Ptasia wiosna

Astronomiczna właśnie się staje, a ptasia wiosna już do Przecznicy nadeszła. Tak przynajmniej sądzę po liczbie gatunków – ptaków i nie tylko – które się w ostatnich dniach pokazały. A dokładniej mówiąc, stało się to pomiędzy niedzielą a wtorkiem mijającego tygodnia, gdy cieszyliśmy się słońcem i wysokimi tempersturami. W ciągu tych trzech dni zaobserwowałem pierwszy raz tej wiosny pliszkę siwą, kopciuszka i rudzika. Tak się składa, że wszystkie one zimują w obszarze Morza Śródziemnego, więc długiej podróży nie musiały odbywać. I wszystkie one coraz częściej pozostają na zimę w swych obszarach lęgowych (za wyjątkiem gór i obszarów podgórskich), więc być może już niedługo będziemy je uważali za ptaki częściowo osiadłe?

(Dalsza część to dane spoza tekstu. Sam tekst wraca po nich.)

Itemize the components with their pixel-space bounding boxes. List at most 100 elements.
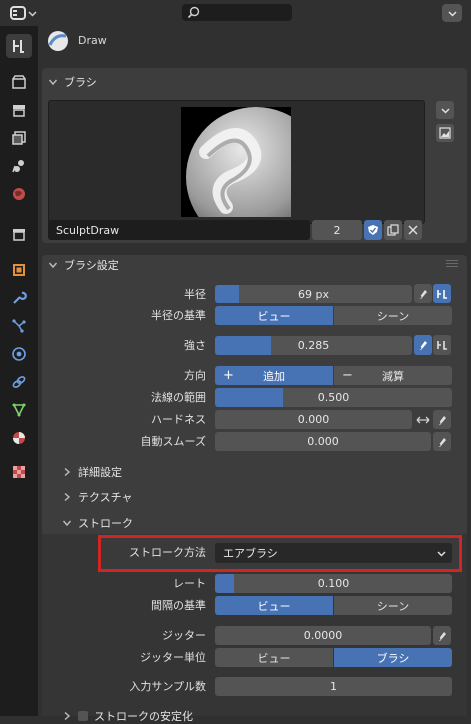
strength-fill — [215, 336, 272, 355]
input-samples-field[interactable]: 1 — [215, 677, 452, 696]
chevron-down-icon — [48, 262, 58, 269]
chevron-down-icon — [437, 550, 446, 557]
plus-icon: + — [223, 368, 234, 383]
arrow-left-right-icon — [416, 416, 430, 424]
tab-render[interactable] — [6, 70, 32, 94]
jitter-label: ジッター — [162, 629, 206, 642]
pen-pressure-icon — [437, 415, 446, 425]
jitter-unit-brush-option[interactable]: ブラシ — [334, 648, 452, 667]
hardness-invert-button[interactable] — [415, 412, 431, 428]
hardness-slider[interactable]: 0.000 — [215, 410, 412, 429]
normal-radius-fill — [215, 388, 283, 407]
stabilize-subpanel-header[interactable]: ストロークの安定化 — [62, 708, 193, 724]
tab-modifiers[interactable] — [6, 286, 32, 310]
search-input[interactable] — [182, 4, 292, 21]
tool-icon — [13, 40, 24, 53]
panel-drag-handle[interactable] — [446, 260, 458, 267]
normal-radius-slider[interactable]: 0.500 — [215, 388, 452, 407]
custom-icon-button[interactable] — [436, 124, 454, 142]
brush-list-dropdown[interactable] — [436, 101, 454, 119]
material-icon — [13, 432, 25, 444]
particles-icon — [12, 319, 26, 333]
chevron-right-icon — [64, 467, 71, 477]
tab-data[interactable] — [6, 398, 32, 422]
tab-texture[interactable] — [6, 460, 32, 484]
chevron-down-icon — [440, 107, 450, 114]
chevron-down-icon — [48, 79, 58, 86]
properties-tab-bar — [0, 26, 38, 716]
chevron-right-icon — [64, 492, 71, 502]
sculpt-draw-thumbnail — [181, 107, 291, 217]
header-menu-button[interactable] — [442, 4, 462, 22]
auto-smooth-slider[interactable]: 0.000 — [215, 432, 431, 451]
radius-slider[interactable]: 69 px — [215, 285, 412, 303]
radius-unified-button[interactable] — [433, 284, 451, 303]
tab-material[interactable] — [6, 426, 32, 450]
jitter-pressure-button[interactable] — [433, 626, 451, 645]
tab-scene[interactable] — [6, 154, 32, 178]
radius-unit-view-option[interactable]: ビュー — [215, 306, 333, 325]
fake-user-button[interactable] — [364, 220, 382, 240]
radius-unit-toggle: ビュー シーン — [215, 306, 452, 325]
auto-smooth-label: 自動スムーズ — [140, 435, 206, 448]
hardness-pressure-button[interactable] — [433, 410, 451, 429]
texture-subpanel-title: テクスチャ — [78, 491, 133, 504]
direction-subtract-option[interactable]: − 減算 — [334, 366, 452, 385]
unlink-brush-button[interactable] — [404, 220, 422, 240]
tab-output[interactable] — [6, 98, 32, 122]
direction-add-option[interactable]: + 追加 — [215, 366, 333, 385]
duplicate-brush-button[interactable] — [384, 220, 402, 240]
chevron-down-icon — [62, 520, 72, 527]
spacing-unit-label: 間隔の基準 — [151, 599, 206, 612]
image-icon — [439, 127, 451, 139]
constraint-icon — [12, 376, 26, 388]
tab-constraints[interactable] — [6, 370, 32, 394]
brush-settings-title: ブラシ設定 — [64, 259, 119, 272]
editor-type-button[interactable] — [10, 4, 42, 22]
chevron-right-icon — [64, 711, 71, 721]
normal-radius-value: 0.500 — [317, 391, 350, 404]
rate-value: 0.100 — [317, 577, 350, 590]
context-object-name: Draw — [78, 34, 107, 47]
stroke-method-value: エアブラシ — [223, 547, 278, 560]
world-icon — [13, 188, 25, 200]
auto-smooth-pressure-button[interactable] — [433, 432, 451, 451]
stroke-method-dropdown[interactable]: エアブラシ — [215, 543, 452, 563]
properties-main: Draw ブラシ SculptDraw 2 ブラシ設定 半径 69 px 半径の… — [38, 26, 471, 723]
jitter-slider[interactable]: 0.0000 — [215, 626, 431, 645]
rate-label: レート — [173, 577, 206, 590]
copy-icon — [387, 224, 399, 236]
radius-unit-scene-option[interactable]: シーン — [334, 306, 452, 325]
brush-user-count[interactable]: 2 — [312, 220, 362, 240]
tab-view-layer[interactable] — [6, 126, 32, 150]
radius-value: 69 px — [298, 287, 329, 301]
tab-particles[interactable] — [6, 314, 32, 338]
brush-name-field[interactable]: SculptDraw — [48, 220, 310, 240]
advanced-subpanel-header[interactable]: 詳細設定 — [62, 462, 122, 482]
tab-collection[interactable] — [6, 222, 32, 246]
tab-physics[interactable] — [6, 342, 32, 366]
radius-fill — [215, 285, 239, 303]
brush-preview-area[interactable] — [48, 100, 425, 224]
rate-slider[interactable]: 0.100 — [215, 574, 452, 593]
chevron-down-icon — [28, 10, 37, 17]
tab-object[interactable] — [6, 258, 32, 282]
user-count-label: 2 — [333, 223, 341, 237]
stroke-subpanel-header[interactable]: ストローク — [62, 513, 133, 533]
jitter-unit-label: ジッター単位 — [140, 651, 206, 664]
brush-name: SculptDraw — [56, 223, 120, 237]
jitter-unit-view-option[interactable]: ビュー — [215, 648, 333, 667]
tab-tool[interactable] — [6, 34, 32, 58]
radius-pressure-button[interactable] — [414, 284, 432, 303]
brush-settings-header[interactable]: ブラシ設定 — [48, 254, 119, 276]
brush-panel-header[interactable]: ブラシ — [48, 71, 97, 93]
auto-smooth-value: 0.000 — [307, 435, 339, 448]
spacing-unit-view-option[interactable]: ビュー — [215, 596, 333, 615]
spacing-unit-scene-option[interactable]: シーン — [334, 596, 452, 615]
strength-pressure-button[interactable] — [414, 335, 432, 355]
strength-unified-button[interactable] — [433, 335, 451, 355]
texture-subpanel-header[interactable]: テクスチャ — [62, 487, 133, 507]
tab-world[interactable] — [6, 182, 32, 206]
stabilize-checkbox[interactable] — [78, 711, 88, 721]
strength-slider[interactable]: 0.285 — [215, 336, 412, 355]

Pierwszy zaobserwowany samczyk kopciuszka był ładnie wybarwiony – ładniej niż osobniki spotykane przeze mnie wokół domu w poprzednich latach. Ciekawe, czy to kwestia osobnicza czy może reprezentant innej populacji tym razem się do nas zapuścił?

W tych samych trzech dniach ze swych kryjówek wyszły żaby trawne (żaboznawcy kazali by mi raczej napisać ogólniej: „żaby z grupy brunatych”) i ropuchy. Staw znów jest pełen życia.

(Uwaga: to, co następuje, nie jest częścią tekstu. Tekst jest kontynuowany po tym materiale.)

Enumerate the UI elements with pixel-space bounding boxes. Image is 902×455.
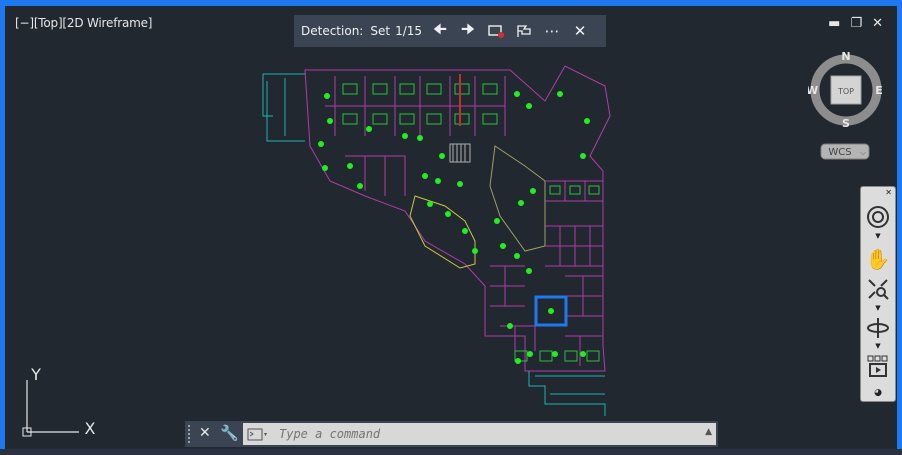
marker[interactable] (417, 135, 423, 141)
ucs-y-label: Y (30, 365, 41, 384)
room-grid-e (565, 275, 603, 317)
marker[interactable] (526, 103, 532, 109)
close-icon[interactable]: ✕ (199, 425, 211, 441)
compass-south[interactable]: S (842, 117, 850, 130)
ucs-x-label: X (85, 419, 96, 438)
chevron-down-icon[interactable]: ▼ (861, 231, 895, 241)
marker[interactable] (457, 181, 463, 187)
yellow-core (489, 145, 546, 252)
marker[interactable] (318, 141, 324, 147)
marker[interactable] (366, 126, 372, 132)
bottom-strip (0, 449, 902, 455)
orbit-icon[interactable] (861, 315, 895, 341)
floor-plan-drawing[interactable] (5, 6, 897, 449)
drag-handle[interactable] (188, 425, 194, 443)
marker[interactable] (514, 91, 520, 97)
marker[interactable] (327, 118, 333, 124)
marker[interactable] (439, 153, 445, 159)
command-history-icon[interactable]: ▲ (705, 427, 712, 437)
room-grid-f (345, 155, 406, 196)
marker[interactable] (530, 188, 536, 194)
command-line: ✕ 🔧 ▲ (185, 421, 718, 447)
compass-west[interactable]: W (808, 84, 818, 97)
stair-core (449, 143, 471, 163)
command-prompt-icon[interactable] (247, 427, 269, 446)
steering-wheel-icon[interactable] (861, 203, 895, 231)
marker[interactable] (422, 173, 428, 179)
marker[interactable] (445, 211, 451, 217)
cyan-wall-left (262, 73, 305, 142)
viewcube[interactable]: TOP N S E W WCS ⌵ (808, 50, 884, 170)
detection-label: Detection: (301, 24, 364, 38)
marker[interactable] (515, 358, 521, 364)
marker[interactable] (507, 323, 513, 329)
cyan-wall-bottom (528, 371, 606, 416)
marker[interactable] (526, 268, 532, 274)
room-grid-d (490, 265, 525, 307)
drawing-viewport[interactable]: [−][Top][2D Wireframe] ▬ ❐ ✕ TOP N S E W… (0, 0, 902, 455)
marker[interactable] (580, 351, 586, 357)
arrow-left-icon[interactable]: 🠈 (426, 17, 454, 45)
marker[interactable] (580, 153, 586, 159)
marker[interactable] (427, 201, 433, 207)
marker[interactable] (557, 91, 563, 97)
chevron-down-icon: ⌵ (860, 148, 866, 157)
marker[interactable] (548, 308, 554, 314)
detection-set-label: Set (370, 24, 391, 38)
marker[interactable] (527, 351, 533, 357)
marker[interactable] (435, 178, 441, 184)
ucs-icon: Y X (22, 365, 96, 438)
more-icon[interactable]: ⋯ (538, 17, 566, 45)
marker[interactable] (347, 163, 353, 169)
close-icon[interactable]: ✕ (566, 17, 594, 45)
zoom-extents-icon[interactable] (861, 275, 895, 303)
detection-counter: 1/15 (395, 24, 423, 38)
wcs-menu[interactable]: WCS (828, 147, 851, 158)
marker[interactable] (402, 133, 408, 139)
marker[interactable] (462, 228, 468, 234)
close-icon[interactable]: ✕ (861, 187, 895, 197)
showmotion-icon[interactable] (861, 353, 895, 379)
customize-icon[interactable]: ◕ (861, 387, 895, 399)
pan-icon[interactable]: ✋ (861, 245, 895, 273)
room-grid-c (545, 225, 603, 267)
markup-icon[interactable] (482, 17, 510, 45)
marker[interactable] (324, 93, 330, 99)
marker[interactable] (500, 243, 506, 249)
flag-icon[interactable] (510, 17, 538, 45)
marker[interactable] (552, 351, 558, 357)
marker[interactable] (494, 218, 500, 224)
chevron-down-icon[interactable]: ▼ (861, 303, 895, 313)
marker[interactable] (472, 248, 478, 254)
marker[interactable] (322, 165, 328, 171)
compass-north[interactable]: N (841, 50, 850, 63)
desks-c (549, 185, 600, 195)
marker[interactable] (518, 200, 524, 206)
compass-east[interactable]: E (875, 84, 883, 97)
navigation-bar: ✕ ▼ ✋ ▼ ▼ ◕ (860, 186, 896, 402)
marker[interactable] (357, 183, 363, 189)
marker[interactable] (514, 253, 520, 259)
viewcube-face[interactable]: TOP (837, 87, 854, 96)
room-grid-b (545, 180, 603, 202)
room-grid-a (325, 76, 506, 136)
wrench-icon[interactable]: 🔧 (220, 424, 239, 442)
arrow-right-icon[interactable]: 🠊 (454, 17, 482, 45)
command-input[interactable] (243, 423, 716, 445)
marker[interactable] (584, 118, 590, 124)
detection-toolbar: Detection: Set 1/15 🠈 🠊 ⋯ ✕ (294, 15, 606, 47)
chevron-down-icon[interactable]: ▼ (861, 341, 895, 351)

I wyleciały trzmiele. Szukają wczesnych pożytków, np. kotków na wierzbach czy – w niżej położonych miejscach w Przecznicy – pierwszych kwitnących podbiałów. W tym roku muszę się bliżej przyjrzeć rozmaitości gatunkowej trzmieli, bo jestem pewien, że oprócz w miarę łatwych do oznaczenia kamiennika i ziemnego, jest ich u nas znacznie więcej.